Number of tips / number of dendrites 3.2 4.7 1.44 3.18 2.2
Log10(no. tips / no. dendrites) 0.47 0.61 0.17 0.22 1.3
Mean dendrite length 138 229 80.9 212.1 2.6
Log10(mean dendrite length) 2.1 2.2 0.24 0.33 1.4
Total Area Under the Curve 493 630 185 328 1.8
Area Under the Curve, Distal 83 194 84 195 2.3
Area Under the Curve, Proximal 410 435 121 153 1.3

3.2 Simple linear models versus mixed effects ANOVA

We next compare side by side, the outcome when using a linear model t test versus a mixed effects ANOVA model to analyze dendritic morphology.
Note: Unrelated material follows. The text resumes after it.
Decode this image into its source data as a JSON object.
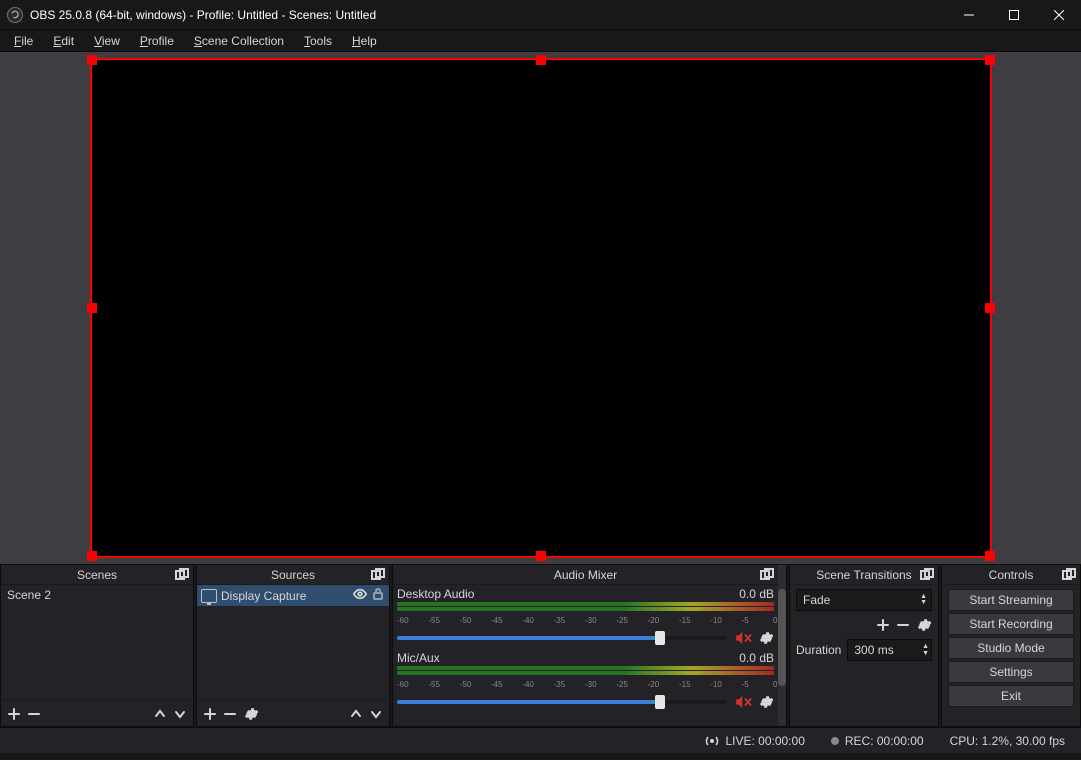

Analytical results are shown in Table 3 to illustrate the deflation of the standard error and p-values that occurs when the intra-animal correlation is not accounted for by the statistical model such as is the case when using the t test.

Table 3.

Mean difference (Female – Male), standard errors, and p-values from t test and mixed effects ANOVA.
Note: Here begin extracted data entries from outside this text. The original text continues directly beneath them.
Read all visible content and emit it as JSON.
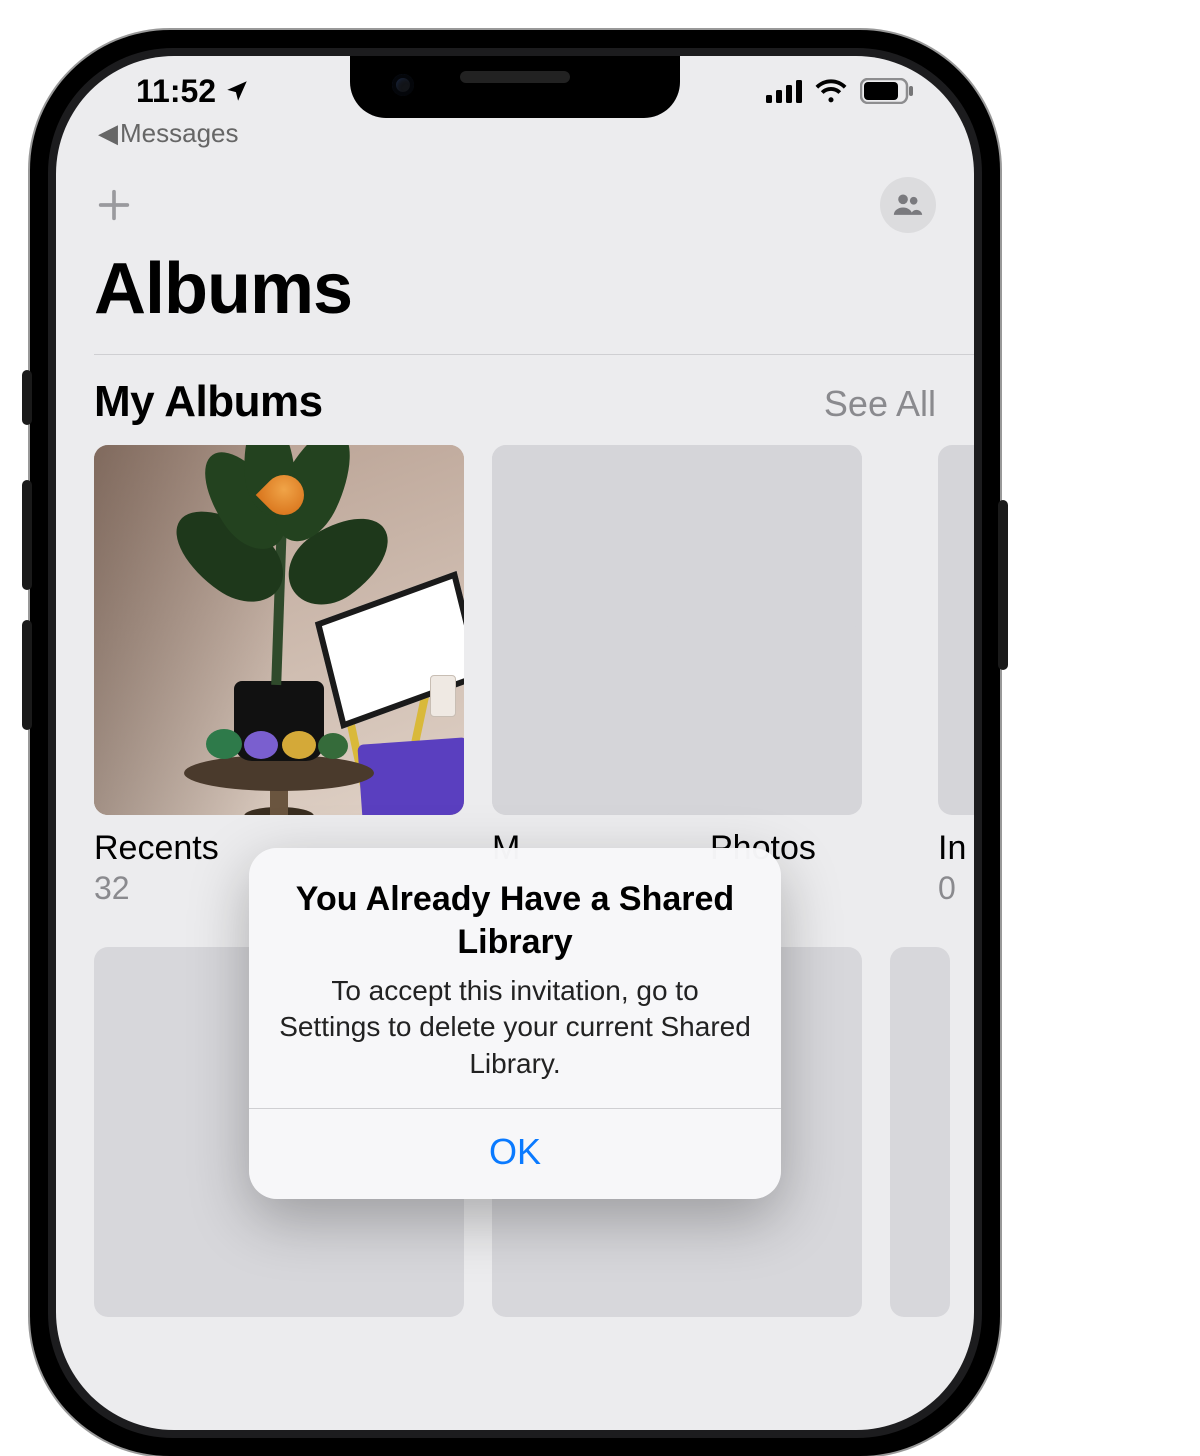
{
  "status": {
    "time": "11:52",
    "breadcrumb_label": "Messages"
  },
  "page": {
    "title": "Albums"
  },
  "section": {
    "title": "My Albums",
    "see_all": "See All"
  },
  "albums": [
    {
      "name": "Recents",
      "count": "32"
    },
    {
      "name": "M",
      "count": ""
    },
    {
      "name": "Photos",
      "count": ""
    },
    {
      "name": "In",
      "count": "0"
    }
  ],
  "alert": {
    "title": "You Already Have a Shared Library",
    "message": "To accept this invitation, go to Settings to delete your current Shared Library.",
    "ok": "OK"
  }
}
Outcome variable Mean difference (F – M) T test Mixed effects ANOVA
Std. error p-value Std. error p-value
Log10(#tips divided by #dendrites) −0.14 0.05 <.001 0.07 0.04
Sum Intersections −13.9 6.56 0.04 10.1 0.15
Log10(mean dendrite length) −0.16 0.07 0.03 0.11 0.16
Total Area Under the Curve* −136 66 0.04 104 0.21
Area Under the Curve, Distal* −112 37 0.004 57 0.09
Area Under the Curve, Proximal* −25 34 0.47 50 0.55
*

Analyzed using Satterthwaite degrees of freedom to account for unequal variance.
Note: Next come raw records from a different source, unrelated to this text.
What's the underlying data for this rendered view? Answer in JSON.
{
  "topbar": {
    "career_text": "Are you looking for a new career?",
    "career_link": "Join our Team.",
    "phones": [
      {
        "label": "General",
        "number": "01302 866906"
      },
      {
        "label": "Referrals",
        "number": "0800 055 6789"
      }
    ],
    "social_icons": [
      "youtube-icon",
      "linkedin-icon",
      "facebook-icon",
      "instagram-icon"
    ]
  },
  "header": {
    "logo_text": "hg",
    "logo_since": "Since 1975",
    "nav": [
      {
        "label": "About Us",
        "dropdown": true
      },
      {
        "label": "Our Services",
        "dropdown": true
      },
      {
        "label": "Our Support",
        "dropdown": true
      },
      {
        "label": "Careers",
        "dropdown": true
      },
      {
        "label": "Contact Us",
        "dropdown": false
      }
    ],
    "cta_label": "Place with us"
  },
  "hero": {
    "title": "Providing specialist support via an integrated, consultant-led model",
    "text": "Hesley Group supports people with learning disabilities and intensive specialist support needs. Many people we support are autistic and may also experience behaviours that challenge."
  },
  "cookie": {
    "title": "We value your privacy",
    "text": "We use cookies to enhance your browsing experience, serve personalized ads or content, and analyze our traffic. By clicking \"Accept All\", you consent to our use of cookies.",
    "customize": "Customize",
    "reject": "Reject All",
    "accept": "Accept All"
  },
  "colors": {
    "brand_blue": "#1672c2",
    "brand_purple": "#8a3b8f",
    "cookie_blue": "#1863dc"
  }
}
Note that proper identification of the variance structure can affect the validity of the inference. When the heterogeneity of variance is not accounted for the p-values can change. For example, incorrectly assuming equal variance in the distal (70–150 microns from the soma) area under the curve analysis produced a p-value of p=0.042 (not shown), compared to the p=0.09 using Satterthwaite shown in Table 3. In terms of biological relevance, it is clear that the conclusions drawn from these experiments are affected by the structure of the data as well as the models used. When using t tests, nearly all variables are significantly different between the sexes; however, when accounting for the structure of the data, and the heterogeneity of variance, only one variable remains significantly different: the log-transformed number of dendritic tips divided by total dendrites, which is a measure of dendritic complexity, is significantly greater in male compared to female hippocampal neurons (Table 2, 3).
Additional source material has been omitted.